Power and Temp Summary
Alder Lake has been getting a bad rap lately for being called a power-hungry CPU. The thing is, as we have shown, this depends on the scenario. This is why we tested two different scenarios in our power testing today. On one hand, you have the scenario where you are running the CPU at full performance and utilization, think along the lines of rendering video or 3D modeling. In this scenario, our testing reveals that yes, the 12700K is going to consume more power than the 5800X, about 30% more. However, in terms of temperature, we actually found it was slightly cooler than the 5800X, which is helpful.
There is another scenario though, and one that is encountered more frequently, and that is the scenario that you are not always running your CPU at full utilization. This is for something like playing games, your CPU is not going to be at 100% utilization. When we actually ran this real-world scenario the 12700K was pulling the same amount of power as the 5800X. They were both equal in terms of power demand. Yet, we know the 12700K is allowing higher framerates in games. Therefore, it’s doing the same amount of power demand, but also providing fastester performance. That’s actually good efficiency. In terms of temperature, it is also a win at running 10% cooler than the 5800X at the same power load.
Intel has come a long way since the past few CPU launches. Real improvement has been made here, real advancements, and real advantages over the competition have been realized. We think the Intel Core i7-12700K is the sweet spot for gaming performance.
This is the gaming CPU you want. It will ensure that when you get faster GPUs you become less CPU bottlenecked than the 5800X for comparison. The clock frequency of the 12700K is a real advantage for gaming performance. Its ability to boost to 5GHz is good for games.
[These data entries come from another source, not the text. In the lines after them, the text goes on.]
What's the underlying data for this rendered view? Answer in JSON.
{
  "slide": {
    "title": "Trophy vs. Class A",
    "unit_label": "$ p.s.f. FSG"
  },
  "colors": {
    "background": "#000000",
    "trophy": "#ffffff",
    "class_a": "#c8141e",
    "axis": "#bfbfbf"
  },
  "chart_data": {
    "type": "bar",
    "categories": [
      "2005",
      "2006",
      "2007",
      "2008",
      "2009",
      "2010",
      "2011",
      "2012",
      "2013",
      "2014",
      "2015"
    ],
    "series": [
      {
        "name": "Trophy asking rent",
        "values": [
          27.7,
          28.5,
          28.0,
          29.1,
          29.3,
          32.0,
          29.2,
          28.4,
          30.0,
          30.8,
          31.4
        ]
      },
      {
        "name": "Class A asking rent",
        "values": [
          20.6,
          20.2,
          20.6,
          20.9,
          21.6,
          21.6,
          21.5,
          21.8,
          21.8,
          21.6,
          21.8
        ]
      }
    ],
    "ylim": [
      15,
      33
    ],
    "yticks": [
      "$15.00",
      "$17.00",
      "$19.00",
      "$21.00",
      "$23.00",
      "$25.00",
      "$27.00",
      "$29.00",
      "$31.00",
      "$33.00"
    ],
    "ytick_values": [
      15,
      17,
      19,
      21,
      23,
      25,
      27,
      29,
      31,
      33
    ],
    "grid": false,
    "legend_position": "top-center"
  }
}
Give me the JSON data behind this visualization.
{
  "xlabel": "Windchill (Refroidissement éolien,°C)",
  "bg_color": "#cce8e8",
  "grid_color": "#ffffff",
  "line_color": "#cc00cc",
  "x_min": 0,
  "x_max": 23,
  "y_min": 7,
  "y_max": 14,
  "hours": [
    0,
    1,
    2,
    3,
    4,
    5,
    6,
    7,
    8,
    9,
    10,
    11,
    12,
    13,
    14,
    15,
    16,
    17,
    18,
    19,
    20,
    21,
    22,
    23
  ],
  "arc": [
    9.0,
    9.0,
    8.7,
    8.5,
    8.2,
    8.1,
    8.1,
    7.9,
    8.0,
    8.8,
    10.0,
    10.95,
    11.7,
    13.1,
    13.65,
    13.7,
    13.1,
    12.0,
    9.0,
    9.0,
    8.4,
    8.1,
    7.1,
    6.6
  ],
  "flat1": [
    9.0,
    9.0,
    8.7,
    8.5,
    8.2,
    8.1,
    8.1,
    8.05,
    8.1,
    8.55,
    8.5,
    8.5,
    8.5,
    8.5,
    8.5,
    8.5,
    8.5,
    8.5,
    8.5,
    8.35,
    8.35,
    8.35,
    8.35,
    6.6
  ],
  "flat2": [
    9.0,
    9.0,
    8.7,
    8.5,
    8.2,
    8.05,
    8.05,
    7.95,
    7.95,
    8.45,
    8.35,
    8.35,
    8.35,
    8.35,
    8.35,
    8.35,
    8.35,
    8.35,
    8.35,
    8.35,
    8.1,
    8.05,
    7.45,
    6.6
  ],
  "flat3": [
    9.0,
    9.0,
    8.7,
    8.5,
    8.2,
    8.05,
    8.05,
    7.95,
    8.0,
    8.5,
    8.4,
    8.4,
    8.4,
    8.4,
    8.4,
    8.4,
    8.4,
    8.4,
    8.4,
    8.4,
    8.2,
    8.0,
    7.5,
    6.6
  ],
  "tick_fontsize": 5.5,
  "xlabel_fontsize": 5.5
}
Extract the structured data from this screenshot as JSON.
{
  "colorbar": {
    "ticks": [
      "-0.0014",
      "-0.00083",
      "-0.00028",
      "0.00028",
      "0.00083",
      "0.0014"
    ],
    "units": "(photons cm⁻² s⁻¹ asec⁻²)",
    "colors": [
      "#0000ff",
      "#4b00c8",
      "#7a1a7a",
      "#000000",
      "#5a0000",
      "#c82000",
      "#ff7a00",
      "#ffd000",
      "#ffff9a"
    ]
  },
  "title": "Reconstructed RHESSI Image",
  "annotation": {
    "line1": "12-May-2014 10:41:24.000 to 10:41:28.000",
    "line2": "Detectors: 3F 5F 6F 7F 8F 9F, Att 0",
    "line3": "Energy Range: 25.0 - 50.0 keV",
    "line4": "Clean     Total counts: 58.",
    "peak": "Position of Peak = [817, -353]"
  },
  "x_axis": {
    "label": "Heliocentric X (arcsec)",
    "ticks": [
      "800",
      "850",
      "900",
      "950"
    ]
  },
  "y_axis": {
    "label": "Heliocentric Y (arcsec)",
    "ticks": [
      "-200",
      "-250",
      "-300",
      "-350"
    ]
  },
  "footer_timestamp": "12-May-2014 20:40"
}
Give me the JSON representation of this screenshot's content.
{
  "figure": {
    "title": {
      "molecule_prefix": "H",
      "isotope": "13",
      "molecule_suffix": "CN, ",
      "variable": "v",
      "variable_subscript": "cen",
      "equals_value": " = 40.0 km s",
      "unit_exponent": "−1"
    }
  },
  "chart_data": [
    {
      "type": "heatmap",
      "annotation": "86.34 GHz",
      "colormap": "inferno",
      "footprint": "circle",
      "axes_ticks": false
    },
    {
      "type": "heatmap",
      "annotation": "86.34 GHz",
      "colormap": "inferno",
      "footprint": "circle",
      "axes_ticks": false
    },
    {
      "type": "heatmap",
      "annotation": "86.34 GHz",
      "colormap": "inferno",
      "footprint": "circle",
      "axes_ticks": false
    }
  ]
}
It has just the right balance of cores for gaming performance with plenty of threads to spare for games. The 8 Performance Cores with Hyperthreading are plenty for games, that’s 16 threads for high-performance gaming. The Efficiency Cores can then work in the background to manage background tasks, keeping the CPU from bottlenecking its Performance Cores while gaming. Those Performance Cores can then boost up as high as possible while gaming.
When gaming, the CPU draws no more power than the 5800X, and it actually runs cooler. Therefore power draw while gaming should not be a concern. It is only when at 100% utilization it will demand more power than the 5800X. However, it also delivers by providing a massive boost to multi-threading performance in these scenarios. In multi-threaded applications, it just simply do more with its total of 20 threads.
It can boost render times in anything that renders, well, anything. If you do a lot of video encoding/decoding/transcoding, this CPU will be better than the 5800X for these tasks. We found out that even on a single-core/single-thread function the 12700K is about 10-20% faster than the 5800X. Therefore on a per-core basis, the 12700K is faster, to begin with.
Honestly, AMD should be worried about this. Isn’t competition great? The price of the Intel Core i7-12700K is a bit more than the 5800X right now, but the 12700K offers more and is very forward-looking for gaming performance with faster GPUs in the future. It’s not that much more in price and can be found around $400-$420 right now, which is competitive.